Hacker News new | ask | show | jobs
by moron4hire 1199 days ago
It's not an object classifier at all. They had to text-prompt the system, first. I think the general idea is using the fMRI data as the pseudorandom initialization for the latent diffusion model to explore.

From what I understand, regular Stable Diffusion starts by generating a noise and then hallucinating modifications of that noise to make less noise. The more you let it run, the better the results.
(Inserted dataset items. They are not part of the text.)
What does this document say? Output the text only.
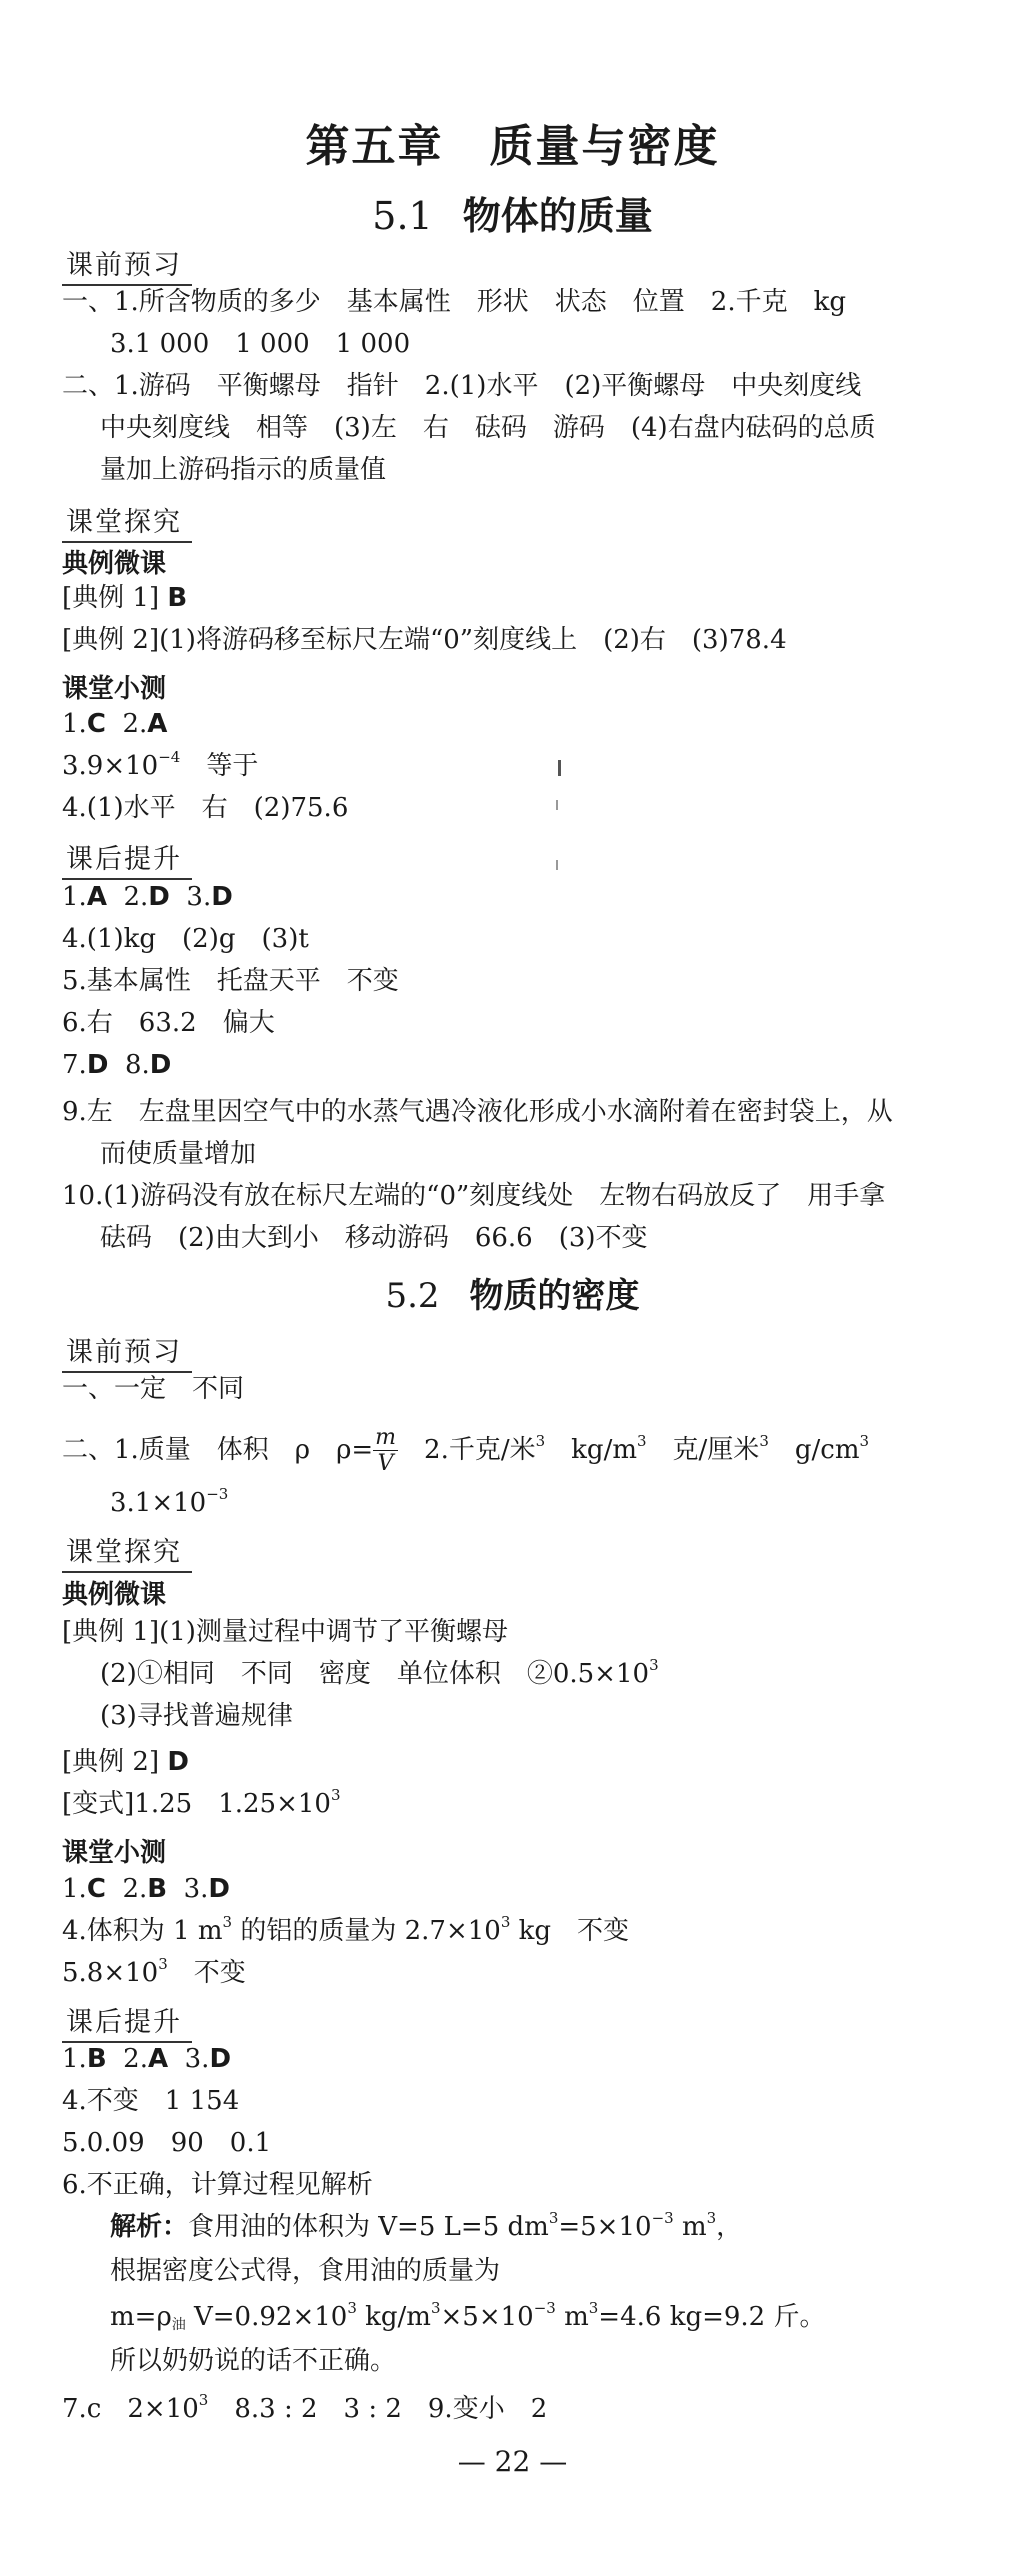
第五章　质量与密度
5.1 物体的质量
课前预习
一、1.所含物质的多少　基本属性　形状　状态　位置　2.千克　kg
3.1 000　1 000　1 000
二、1.游码　平衡螺母　指针　2.(1)水平　(2)平衡螺母　中央刻度线
中央刻度线　相等　(3)左　右　砝码　游码　(4)右盘内砝码的总质
量加上游码指示的质量值
课堂探究
典例微课
[典例 1] B
[典例 2](1)将游码移至标尺左端“0”刻度线上　(2)右　(3)78.4
课堂小测
1.C 2.A
$3.9\times 10^{-4}$　等于
4.(1)水平　右　(2)75.6
课后提升
1.A 2.D 3.D
4.(1)kg　(2)g　(3)t
5.基本属性　托盘天平　不变
6.右　63.2　偏大
7.D 8.D
9.左　左盘里因空气中的水蒸气遇冷液化形成小水滴附着在密封袋上，从
而使质量增加
10.(1)游码没有放在标尺左端的“0”刻度线处　左物右码放反了　用手拿
砝码　(2)由大到小　移动游码　66.6　(3)不变
5.2 物质的密度
课前预习
一、一定　不同
二、1.质量　体积　ρ　$\rho= \frac{m}{V}$ 　2.千克/米$^3$　$kg/m^3$　克/厘米$^3$　$g/cm^3$
$3.1\times 10^{-3}$
课堂探究
典例微课
[典例 1](1)测量过程中调节了平衡螺母
(2)①相同　不同　密度　单位体积　$②0.5\times 10^3$
(3)寻找普遍规律
[典例 2] D
[变式]1.25　$1.25\times 10^3$
课堂小测
1.C 2.B 3.D
4.体积为 1 $m^3$ 的铝的质量为 $2.7\times 10^3$ kg　不变
$5.8\times 10^3$　不变
课后提升
1.B 2.A 3.D
4.不变　1 154
5.0.09　90　0.1
6.不正确，计算过程见解析
解析：食用油的体积为 V=5 L=5 $dm^3=5\times 10^{-3}$ $m^3$，
根据密度公式得，食用油的质量为
$m=\rho_油$ $V=0.92\times 10^3$ $kg/m^3\times 5\times 10^{-3}$ $m^3=4.6$ kg=9.2 斤。
所以奶奶说的话不正确。
7.c　$2\times 10^3$　8.3 : 2　3 : 2　9.变小　2
— 22 —
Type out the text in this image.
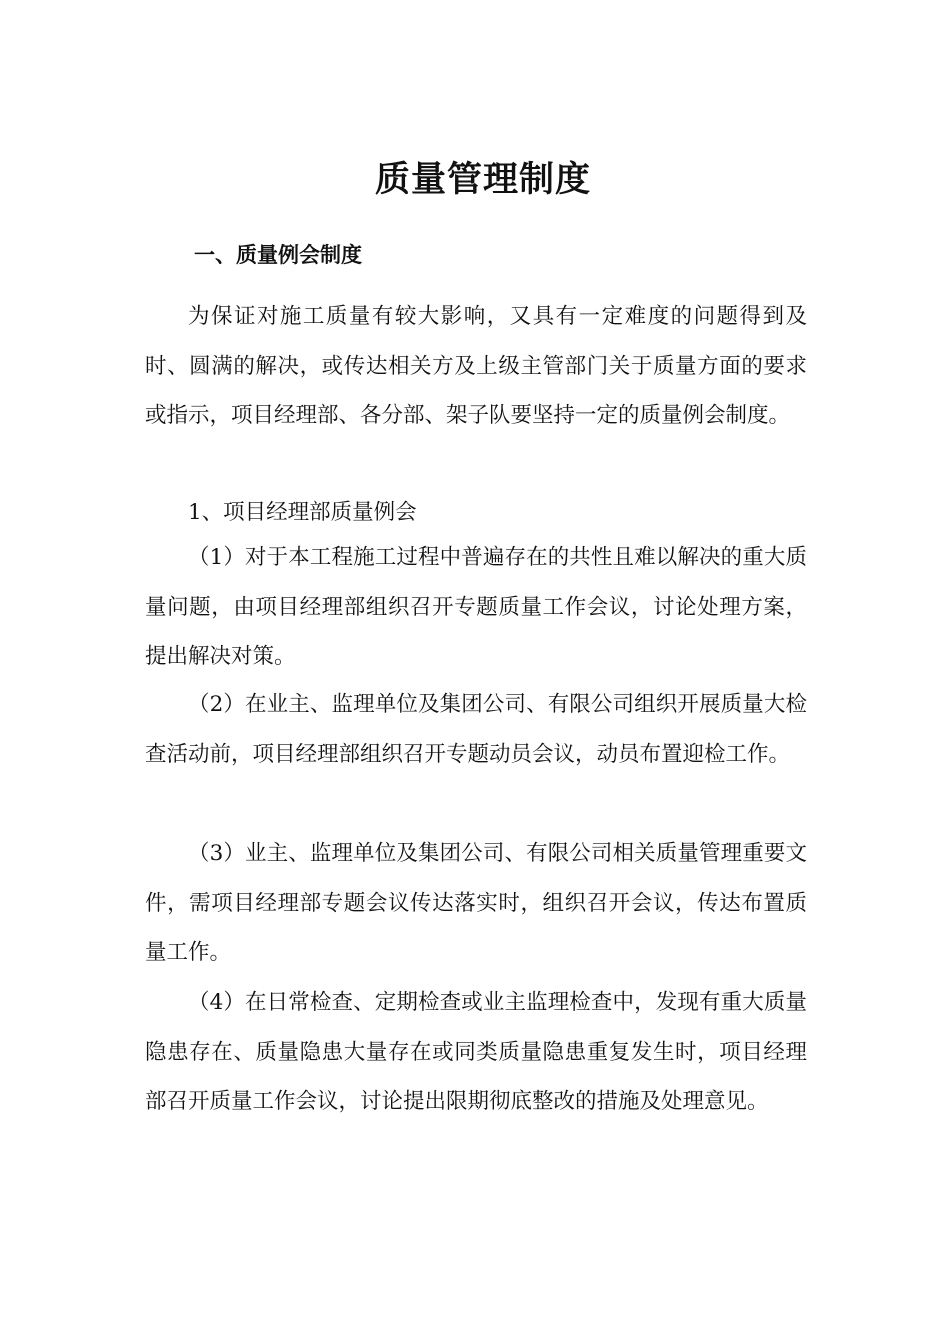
质量管理制度
一、质量例会制度

为保证对施工质量有较大影响，又具有一定难度的问题得到及时、圆满的解决，或传达相关方及上级主管部门关于质量方面的要求或指示，项目经理部、各分部、架子队要坚持一定的质量例会制度。

1、项目经理部质量例会

（1）对于本工程施工过程中普遍存在的共性且难以解决的重大质量问题，由项目经理部组织召开专题质量工作会议，讨论处理方案，提出解决对策。

（2）在业主、监理单位及集团公司、有限公司组织开展质量大检查活动前，项目经理部组织召开专题动员会议，动员布置迎检工作。

（3）业主、监理单位及集团公司、有限公司相关质量管理重要文件，需项目经理部专题会议传达落实时，组织召开会议，传达布置质量工作。

（4）在日常检查、定期检查或业主监理检查中，发现有重大质量隐患存在、质量隐患大量存在或同类质量隐患重复发生时，项目经理部召开质量工作会议，讨论提出限期彻底整改的措施及处理意见。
So instead of just starting with a meaningless random noise, they're using the fMRI data to start. But if you didn't have the text prompt, you wouldn't get the right image. If you were looking at a cat but told it you were looking at a house, you'd probably end up with a small house, similar to one in its training set, positioned roughly where the cat was located in the original image.

1 comments

Briefly reading the paper, it seems they trained 2 models (using data from different stages in the visual cortex) to generate latent vectors for both the visual and textual representations of the fMRA data, then feed those into Stable Diffusion. Those are the models that would be overfit in this case, so instead of those models being able to encode features like "toy, animal, fluffy, brown, ears, nose, arms, legs" individually, it's likely just encoding all of those features combined into a generic "teddy bear" because the input dataset is too small. Obviously this is an oversimplification, but hopefully you get what I mean. I didn't mean it was literally an object classifier, but that the nature of a model like this, with a dataset so small, it does not have to ability to extrapolate fine details. With a larger dataset and more training, it may be able to actually do that.